Charlie, de l'esprit aux communautés

Les magazines télévisés consacrés aux media ont ceci d'intéressant qu'ils confortent ce qu'ils entendent "dénoncer". L'émission Médias le magazine, le dimanche sur France 5, n'est pas désagréable, mais quand ce sont les media qui parlent des media pour nous montrer combien celles-ci nous manipulent, on a le droit de demeurer goguenard... Quant à stigmatiser conflits d'intérêt ou copinages, encore eut-il mieux valu que Thomas Hughes évite de n'inviter que des collègues de RTL, comme ce fut le cas ce dimanche.
Mais il y a aussi un débat, et hier il opposait Joseph Macé-Scarron, de Marianne, et Rockhaya Diallo, porte-parole de diverses associations ou animations communautaristes ; il s'agissait d'évoquer l'esprit Charlie, cinq mois après, suite aux sorties récentes de Plenel ou Todd, assimilant les musulmans aux juifs des années 30 et la mobilisation à l'expression d'une "bonne conscience répressive"... Le bilan est atterrant.
Certes le 11 Janvier fut un chef d'oeuvre du marketing compassionnel, à la limite de l'évènementiel et forcément ambigu. Mais il s'était produit dans la gravité des jours précédents un sursaut de conscience, qui aurait pu être un bon terreau pour ce vivre ensemble dont on nous rabâche tant les oreilles, et propre à dépasser les habituelles crispations.

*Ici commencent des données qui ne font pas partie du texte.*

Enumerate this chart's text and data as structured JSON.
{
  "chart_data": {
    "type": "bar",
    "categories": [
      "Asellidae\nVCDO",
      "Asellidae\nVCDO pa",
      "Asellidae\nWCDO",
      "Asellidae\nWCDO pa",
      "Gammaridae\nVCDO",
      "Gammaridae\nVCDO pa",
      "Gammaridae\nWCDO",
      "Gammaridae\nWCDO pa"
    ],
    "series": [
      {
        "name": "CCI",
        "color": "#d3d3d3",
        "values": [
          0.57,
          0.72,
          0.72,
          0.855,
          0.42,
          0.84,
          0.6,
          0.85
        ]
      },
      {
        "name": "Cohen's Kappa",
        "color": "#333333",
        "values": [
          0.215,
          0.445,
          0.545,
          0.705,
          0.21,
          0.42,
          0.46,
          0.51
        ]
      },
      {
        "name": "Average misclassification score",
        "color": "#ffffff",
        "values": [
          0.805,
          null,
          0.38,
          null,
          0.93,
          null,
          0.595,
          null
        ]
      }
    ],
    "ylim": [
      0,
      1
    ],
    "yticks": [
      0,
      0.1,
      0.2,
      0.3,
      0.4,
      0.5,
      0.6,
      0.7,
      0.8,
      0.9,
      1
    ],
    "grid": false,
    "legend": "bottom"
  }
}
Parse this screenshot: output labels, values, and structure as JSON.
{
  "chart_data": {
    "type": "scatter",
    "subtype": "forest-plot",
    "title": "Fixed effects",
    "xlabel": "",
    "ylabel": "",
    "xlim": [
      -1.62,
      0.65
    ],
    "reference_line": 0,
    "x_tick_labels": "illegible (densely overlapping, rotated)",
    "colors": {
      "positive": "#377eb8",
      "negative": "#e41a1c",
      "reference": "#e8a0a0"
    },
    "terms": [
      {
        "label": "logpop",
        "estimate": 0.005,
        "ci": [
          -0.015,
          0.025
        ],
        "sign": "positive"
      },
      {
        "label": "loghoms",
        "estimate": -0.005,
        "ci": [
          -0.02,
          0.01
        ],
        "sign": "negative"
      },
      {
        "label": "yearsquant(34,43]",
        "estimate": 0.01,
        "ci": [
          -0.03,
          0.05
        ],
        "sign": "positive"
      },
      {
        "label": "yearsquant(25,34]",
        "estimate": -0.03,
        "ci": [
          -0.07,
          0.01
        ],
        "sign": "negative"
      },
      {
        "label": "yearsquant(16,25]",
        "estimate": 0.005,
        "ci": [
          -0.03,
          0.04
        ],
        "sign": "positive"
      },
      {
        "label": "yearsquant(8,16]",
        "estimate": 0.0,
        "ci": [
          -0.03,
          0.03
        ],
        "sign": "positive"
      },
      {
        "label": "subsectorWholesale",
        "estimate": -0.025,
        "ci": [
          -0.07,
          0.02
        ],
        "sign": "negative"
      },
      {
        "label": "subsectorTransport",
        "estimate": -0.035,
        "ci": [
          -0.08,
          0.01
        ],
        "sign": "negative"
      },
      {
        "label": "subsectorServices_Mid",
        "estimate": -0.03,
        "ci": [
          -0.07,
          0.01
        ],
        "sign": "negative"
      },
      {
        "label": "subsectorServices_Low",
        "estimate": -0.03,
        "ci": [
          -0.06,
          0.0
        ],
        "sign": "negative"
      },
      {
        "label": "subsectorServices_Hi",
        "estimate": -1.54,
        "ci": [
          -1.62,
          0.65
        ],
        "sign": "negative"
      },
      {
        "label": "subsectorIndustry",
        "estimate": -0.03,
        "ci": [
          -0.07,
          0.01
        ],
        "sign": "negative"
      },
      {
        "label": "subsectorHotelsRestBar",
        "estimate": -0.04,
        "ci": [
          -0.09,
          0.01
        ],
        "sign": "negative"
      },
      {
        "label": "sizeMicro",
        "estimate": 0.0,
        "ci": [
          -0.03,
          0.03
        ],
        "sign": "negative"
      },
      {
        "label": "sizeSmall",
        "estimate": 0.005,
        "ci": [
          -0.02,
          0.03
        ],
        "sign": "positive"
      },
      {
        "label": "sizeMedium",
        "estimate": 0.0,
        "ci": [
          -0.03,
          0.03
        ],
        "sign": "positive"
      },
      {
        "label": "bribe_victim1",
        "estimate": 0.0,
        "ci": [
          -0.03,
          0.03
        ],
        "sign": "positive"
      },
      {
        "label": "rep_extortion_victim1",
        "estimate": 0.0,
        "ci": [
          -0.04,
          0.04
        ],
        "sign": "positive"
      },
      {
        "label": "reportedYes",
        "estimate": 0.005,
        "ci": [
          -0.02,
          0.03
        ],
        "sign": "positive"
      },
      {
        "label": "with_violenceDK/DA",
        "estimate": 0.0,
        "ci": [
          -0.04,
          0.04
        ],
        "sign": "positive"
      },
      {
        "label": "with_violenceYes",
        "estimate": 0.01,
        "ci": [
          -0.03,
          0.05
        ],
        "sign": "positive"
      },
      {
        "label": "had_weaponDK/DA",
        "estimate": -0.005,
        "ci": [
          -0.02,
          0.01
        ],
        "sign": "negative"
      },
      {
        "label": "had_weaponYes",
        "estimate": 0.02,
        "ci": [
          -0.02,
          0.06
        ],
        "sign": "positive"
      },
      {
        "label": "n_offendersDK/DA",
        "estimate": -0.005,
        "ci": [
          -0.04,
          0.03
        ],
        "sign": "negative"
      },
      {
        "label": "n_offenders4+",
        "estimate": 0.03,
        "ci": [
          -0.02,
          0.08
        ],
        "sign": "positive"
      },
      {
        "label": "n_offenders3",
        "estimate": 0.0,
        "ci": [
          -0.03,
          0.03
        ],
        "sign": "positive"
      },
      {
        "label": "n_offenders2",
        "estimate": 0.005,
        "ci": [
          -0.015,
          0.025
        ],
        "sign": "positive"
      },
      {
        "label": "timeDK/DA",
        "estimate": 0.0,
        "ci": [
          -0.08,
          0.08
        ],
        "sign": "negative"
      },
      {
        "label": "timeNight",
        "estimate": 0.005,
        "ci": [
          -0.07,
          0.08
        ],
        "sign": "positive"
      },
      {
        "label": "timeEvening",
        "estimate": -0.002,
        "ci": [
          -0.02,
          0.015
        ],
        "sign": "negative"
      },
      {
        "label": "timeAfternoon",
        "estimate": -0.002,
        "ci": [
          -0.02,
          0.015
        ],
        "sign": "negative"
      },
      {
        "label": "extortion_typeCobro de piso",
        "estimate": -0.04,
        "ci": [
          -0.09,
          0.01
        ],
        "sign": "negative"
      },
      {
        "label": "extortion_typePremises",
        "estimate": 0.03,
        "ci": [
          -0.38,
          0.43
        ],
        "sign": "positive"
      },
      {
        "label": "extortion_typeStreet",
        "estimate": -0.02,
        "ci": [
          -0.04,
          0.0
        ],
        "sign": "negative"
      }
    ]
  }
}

Au lieu de cela, la question fondamentale qui était en janvier "A t-on le droit de dire ce que l'on pense même si cela ne plait pas à tout le monde ?", semble devenue aujourd'hui "Peut-on condamner l'islamisme sans être raciste ?". Le glissement sémantique se passe de commentaire, et ne me parait annonciateur que de lendemains au ciel noir.